Recall that in the problem, at 2 o’clock, the speed of the car is 5 kilometers per hour and at 3 o’clock, its speed is 120 kilometers per hour. So, the acceleration is 77 km/hr/hr.
The question that we want to solve was how much was the car accelerating at exactly 2:30. Our hint in the first part of this series was the relationship between the acceleration of Car B and its graph. We discovered that the acceleration equals the slope of the line passing through two points on the graph. Consequently, in solving the problem, we have to find the slope of the line passing through (2:30,s) where s is the speed of Car B at that particular instant. Now, there are infinitely many lines that can pass a single point, so which line are we looking for?
Also, note that difference means subtracting two quantities, but our problem is we only have one time and one speed at 2:30, which means that we cannot use the formula.

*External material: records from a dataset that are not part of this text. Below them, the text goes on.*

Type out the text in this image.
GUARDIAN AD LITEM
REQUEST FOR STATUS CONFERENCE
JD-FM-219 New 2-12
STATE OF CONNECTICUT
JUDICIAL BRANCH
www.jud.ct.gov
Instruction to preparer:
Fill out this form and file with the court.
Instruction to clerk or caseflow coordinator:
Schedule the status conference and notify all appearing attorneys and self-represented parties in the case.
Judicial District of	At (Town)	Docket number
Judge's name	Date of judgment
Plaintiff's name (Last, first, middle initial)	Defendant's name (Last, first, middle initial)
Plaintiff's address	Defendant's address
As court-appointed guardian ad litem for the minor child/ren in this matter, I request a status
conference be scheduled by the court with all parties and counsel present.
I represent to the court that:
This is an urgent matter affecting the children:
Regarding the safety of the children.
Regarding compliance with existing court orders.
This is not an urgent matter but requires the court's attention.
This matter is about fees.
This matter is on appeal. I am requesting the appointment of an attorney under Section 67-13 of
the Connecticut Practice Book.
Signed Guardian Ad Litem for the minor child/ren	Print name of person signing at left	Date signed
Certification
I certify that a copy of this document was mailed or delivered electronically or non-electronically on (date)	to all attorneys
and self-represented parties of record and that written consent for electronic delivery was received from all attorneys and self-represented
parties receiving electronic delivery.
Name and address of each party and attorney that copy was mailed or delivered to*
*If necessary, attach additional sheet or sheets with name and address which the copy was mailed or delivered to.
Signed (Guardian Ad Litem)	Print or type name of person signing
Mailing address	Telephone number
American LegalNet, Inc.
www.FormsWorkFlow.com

To approximate the slope of the graph, first we create point P on the graph with x-coordinate as 2:30. Then, we create point Q on the graph near P. The slope of line PQ is almost the same as the slope of the line passing through P. Notice that if we move Q towards P, as shown by Q’ and Q” in the second figure, the slope of PQ approaches the slope of the line passing through P. From this illustration, we can see that the line that we are looking for is the line tangent to the graph and passing through P. In effect, if we can find the slope of this line, we determine the acceleration of the car during that particular instant (2:30).
Technically, we say that the limit of the slope line PQ as Q approaches P is equal to the slope of the line tangent to the graph passing through P.

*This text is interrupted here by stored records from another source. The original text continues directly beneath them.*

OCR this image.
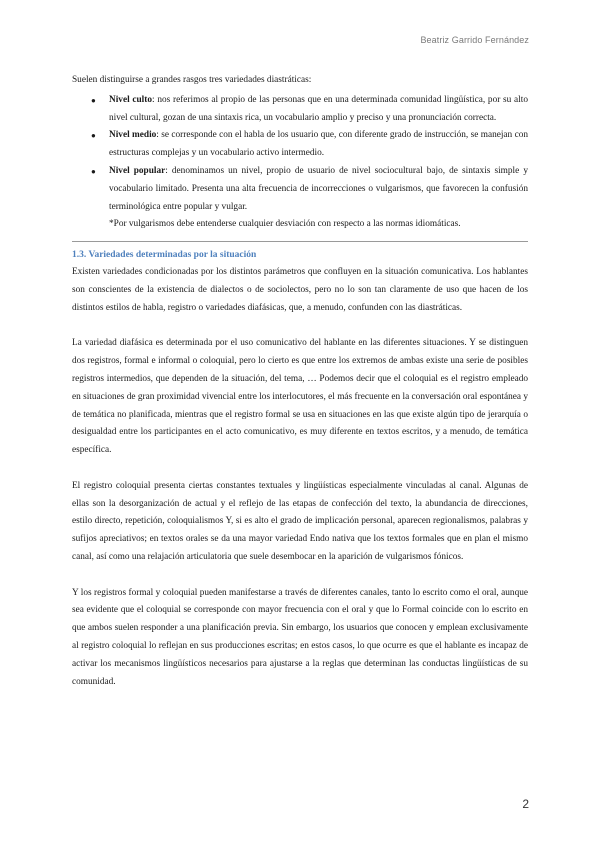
Beatriz Garrido Fernández

Suelen distinguirse a grandes rasgos tres variedades diastráticas:

● Nivel culto: nos referimos al propio de las personas que en una determinada comunidad lingüística, por su alto nivel cultural, gozan de una sintaxis rica, un vocabulario amplio y preciso y una pronunciación correcta.
● Nivel medio: se corresponde con el habla de los usuario que, con diferente grado de instrucción, se manejan con estructuras complejas y un vocabulario activo intermedio.
● Nivel popular: denominamos un nivel, propio de usuario de nivel sociocultural bajo, de sintaxis simple y vocabulario limitado. Presenta una alta frecuencia de incorrecciones o vulgarismos, que favorecen la confusión terminológica entre popular y vulgar.

*Por vulgarismos debe entenderse cualquier desviación con respecto a las normas idiomáticas.

1.3. Variedades determinadas por la situación

Existen variedades condicionadas por los distintos parámetros que confluyen en la situación comunicativa. Los hablantes son conscientes de la existencia de dialectos o de sociolectos, pero no lo son tan claramente de uso que hacen de los distintos estilos de habla, registro o variedades diafásicas, que, a menudo, confunden con las diastráticas.

La variedad diafásica es determinada por el uso comunicativo del hablante en las diferentes situaciones. Y se distinguen dos registros, formal e informal o coloquial, pero lo cierto es que entre los extremos de ambas existe una serie de posibles registros intermedios, que dependen de la situación, del tema, … Podemos decir que el coloquial es el registro empleado en situaciones de gran proximidad vivencial entre los interlocutores, el más frecuente en la conversación oral espontánea y de temática no planificada, mientras que el registro formal se usa en situaciones en las que existe algún tipo de jerarquía o desigualdad entre los participantes en el acto comunicativo, es muy diferente en textos escritos, y a menudo, de temática específica.

El registro coloquial presenta ciertas constantes textuales y lingüísticas especialmente vinculadas al canal. Algunas de ellas son la desorganización de actual y el reflejo de las etapas de confección del texto, la abundancia de direcciones, estilo directo, repetición, coloquialismos Y, si es alto el grado de implicación personal, aparecen regionalismos, palabras y sufijos apreciativos; en textos orales se da una mayor variedad Endo nativa que los textos formales que en plan el mismo canal, así como una relajación articulatoria que suele desembocar en la aparición de vulgarismos fónicos.

Y los registros formal y coloquial pueden manifestarse a través de diferentes canales, tanto lo escrito como el oral, aunque sea evidente que el coloquial se corresponde con mayor frecuencia con el oral y que lo Formal coincide con lo escrito en que ambos suelen responder a una planificación previa. Sin embargo, los usuarios que conocen y emplean exclusivamente al registro coloquial lo reflejan en sus producciones escritas; en estos casos, lo que ocurre es que el hablante es incapaz de activar los mecanismos lingüísticos necesarios para ajustarse a la reglas que determinan las conductas lingüísticas de su comunidad.

2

The problem above and the outline of its solution that you have read gave birth to Differential Calculus. I will not delve on the technical details of the solution because I have already discussed it in the Algebraic and Geometric Meaning of Derivative.

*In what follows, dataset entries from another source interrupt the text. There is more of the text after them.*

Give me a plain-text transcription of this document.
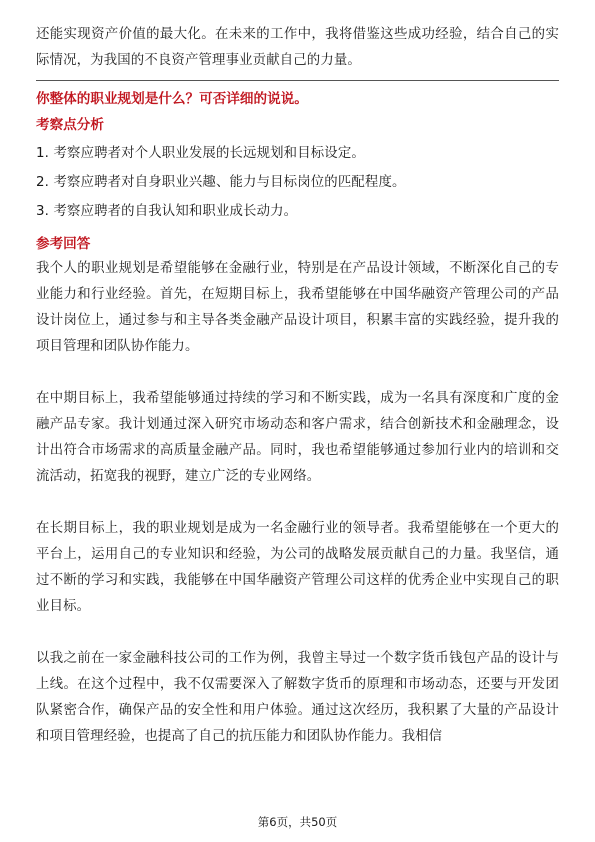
还能实现资产价值的最大化。在未来的工作中，我将借鉴这些成功经验，结合自己的实际情况，为我国的不良资产管理事业贡献自己的力量。

你整体的职业规划是什么？可否详细的说说。
考察点分析
1. 考察应聘者对个人职业发展的长远规划和目标设定。
2. 考察应聘者对自身职业兴趣、能力与目标岗位的匹配程度。
3. 考察应聘者的自我认知和职业成长动力。
参考回答

我个人的职业规划是希望能够在金融行业，特别是在产品设计领域，不断深化自己的专业能力和行业经验。首先，在短期目标上，我希望能够在中国华融资产管理公司的产品设计岗位上，通过参与和主导各类金融产品设计项目，积累丰富的实践经验，提升我的项目管理和团队协作能力。

在中期目标上，我希望能够通过持续的学习和不断实践，成为一名具有深度和广度的金融产品专家。我计划通过深入研究市场动态和客户需求，结合创新技术和金融理念，设计出符合市场需求的高质量金融产品。同时，我也希望能够通过参加行业内的培训和交流活动，拓宽我的视野，建立广泛的专业网络。

在长期目标上，我的职业规划是成为一名金融行业的领导者。我希望能够在一个更大的平台上，运用自己的专业知识和经验，为公司的战略发展贡献自己的力量。我坚信，通过不断的学习和实践，我能够在中国华融资产管理公司这样的优秀企业中实现自己的职业目标。

以我之前在一家金融科技公司的工作为例，我曾主导过一个数字货币钱包产品的设计与上线。在这个过程中，我不仅需要深入了解数字货币的原理和市场动态，还要与开发团队紧密合作，确保产品的安全性和用户体验。通过这次经历，我积累了大量的产品设计和项目管理经验，也提高了自己的抗压能力和团队协作能力。我相信

第6页，共50页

In this 3-part series, we have seen the connection between two concepts, limits and approximation. We have also discovered the connection between Differential and Integral Calculus. In addition, we have seen that some of the important development of mathematics came from the need to solve particular problems. The most important thing this lesson taught us is some problems are so important that solving them sometimes gives birth to new ideas or even new mathematics.